Signs and Seasons, Days and Years:
"And God said, Let there be lights in the firmament of the heavens to divide the day from the night; and let them be for signs, and for seasons, and for days, and years." (Genesis 1:14)
The subject of "time" is enigmatic. Everyone seems to know what is meant by time, but no one cane define it. We may complain about time going too slow, or too fast, but time doesn't go anywhere. But neither does it "stand still".
At least we can measure time intervals - seconds, hours, centuries, etc. This is because of God's gracious forethought in providing means for doing this. He was not a "blind watchmaker," as some evolutionists have called Him. He actually created time "in the beginning" (Genesis 1:1).
Then He set the sun and the moon in the sky, and made the earth to assume a global shape and to rotate on an axis, making the measurement of time in "days" possible. Next He placed stars in the far heavens in various locations and combinations and the earth to orbit around the sun, enabling us to tell how many "days" make up a "year". Then, once the earth's rotational axis was "tilted", that made "seasons" measurable. So we can can at least identify time durations in days and years with their seasons, and we can subdivide or combine these in whatever ways we find convenient (minutes, decades, summer, winter, etc.).
But what about the "signs"? Although this is a controversial question, certain ancient Jewish scholars believed that God named the starts and their groupings (Isaiah 40:26, Job 38: 31-32; etc.) and then revealed their prophetic meanings to patriarch Seth and Enoch in order to record His great plan and purpose in creation permanently in the heavens. If so, it is no longer needed, since the written Word of God, "for ever... settled in heaven" (Psalm 119: 89), has now been transmitted "unto the fathers by the prophets" (Hebrews 1:1) and "shall not pass away" (Matthew 24: 35).
The Witness of Creation:
"Seek him that maketh the seven stars and Orion, and turneth the shadow of death into the morning, and maketh the day dark with night: that calleth for the waters of the sea, and poureth them out upon the face of the earth: The Lord is his name." (Amos 5:8)

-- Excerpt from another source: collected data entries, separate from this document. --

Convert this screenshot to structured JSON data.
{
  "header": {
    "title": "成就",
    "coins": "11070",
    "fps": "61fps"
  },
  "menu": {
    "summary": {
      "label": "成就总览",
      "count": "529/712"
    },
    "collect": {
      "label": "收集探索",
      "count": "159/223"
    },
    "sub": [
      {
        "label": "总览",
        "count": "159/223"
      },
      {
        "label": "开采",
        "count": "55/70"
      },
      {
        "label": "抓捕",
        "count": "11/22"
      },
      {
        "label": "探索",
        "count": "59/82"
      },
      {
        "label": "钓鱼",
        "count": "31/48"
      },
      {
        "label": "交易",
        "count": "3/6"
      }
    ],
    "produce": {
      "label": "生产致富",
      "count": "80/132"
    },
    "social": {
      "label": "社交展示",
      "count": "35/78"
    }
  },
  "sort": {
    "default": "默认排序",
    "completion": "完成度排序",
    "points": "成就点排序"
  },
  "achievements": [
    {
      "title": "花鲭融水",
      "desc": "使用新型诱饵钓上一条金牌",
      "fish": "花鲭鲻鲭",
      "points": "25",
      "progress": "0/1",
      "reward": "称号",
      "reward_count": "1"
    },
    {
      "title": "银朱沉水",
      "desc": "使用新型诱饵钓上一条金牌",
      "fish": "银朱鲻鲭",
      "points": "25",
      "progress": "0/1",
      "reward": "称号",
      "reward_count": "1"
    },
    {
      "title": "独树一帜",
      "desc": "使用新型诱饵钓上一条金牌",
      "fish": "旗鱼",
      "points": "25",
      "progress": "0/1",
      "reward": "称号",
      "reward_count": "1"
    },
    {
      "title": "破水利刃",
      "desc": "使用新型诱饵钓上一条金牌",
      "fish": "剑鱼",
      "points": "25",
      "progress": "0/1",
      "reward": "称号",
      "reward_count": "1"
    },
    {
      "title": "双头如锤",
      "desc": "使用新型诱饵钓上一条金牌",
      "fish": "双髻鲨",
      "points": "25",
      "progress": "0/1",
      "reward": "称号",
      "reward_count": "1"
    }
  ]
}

This striking exhortation is inserted in the midst of a prophetic rebuke by God of His people Israel. They were rapidly drifting into pagan idolatry, and Amos was trying to call them back.
His exhortation, given almost 3,800 years ago, is more needed today than it ever was before. Modern pagan scientists have developed elaborate but absurdly impossible theories about the chance origin of the universe from nothing, and the evolution of stars, planets, and people from primordial hydrogen. But the mighty cosmos and its galaxies of start- even the very constellations, such as Orion and Pleiades (the "seven stars"), as well as the solar system -- were made. All of these had to be made by an omniscient, omnipotent Creator, who had a glorious purpose for it all.
Similarly, the global evidences that waters once covered all the earth's mountains (i.e. marine fossils and water-laid sediments at their summits) cannot possibly be explained - as evolutionary geologists try to do - by slow processes acting over aeon's of time. God the Creator had to call massive volumes of water forth from their original reservoirs and pour them out on the earth in His Flood judgment on a rebellious world.
All of these witness to the fact of creation and judgment, not to impotent "gods" personifying natural forces. Men urgently need to seek the true God of creation and salvation before judgment falls again, for "it is a fearful thing to fall into the hands of the living God" (Hebrews 10:31).
(All the good stuff is credited to Henry M. Morris, Ph.D, any typos my spell check didn't find are mine.)
2 comments:
Thanks for sharing, Lisa! I always LOVE to look up into the night sky...it does bring a sense of awe of our Creator! :)
Hi Lisa!
Thanks for the wonderfully thought provoking posts. :) Your jacket/sweater for Isaac/ Jerusha is TOO cute! Great job!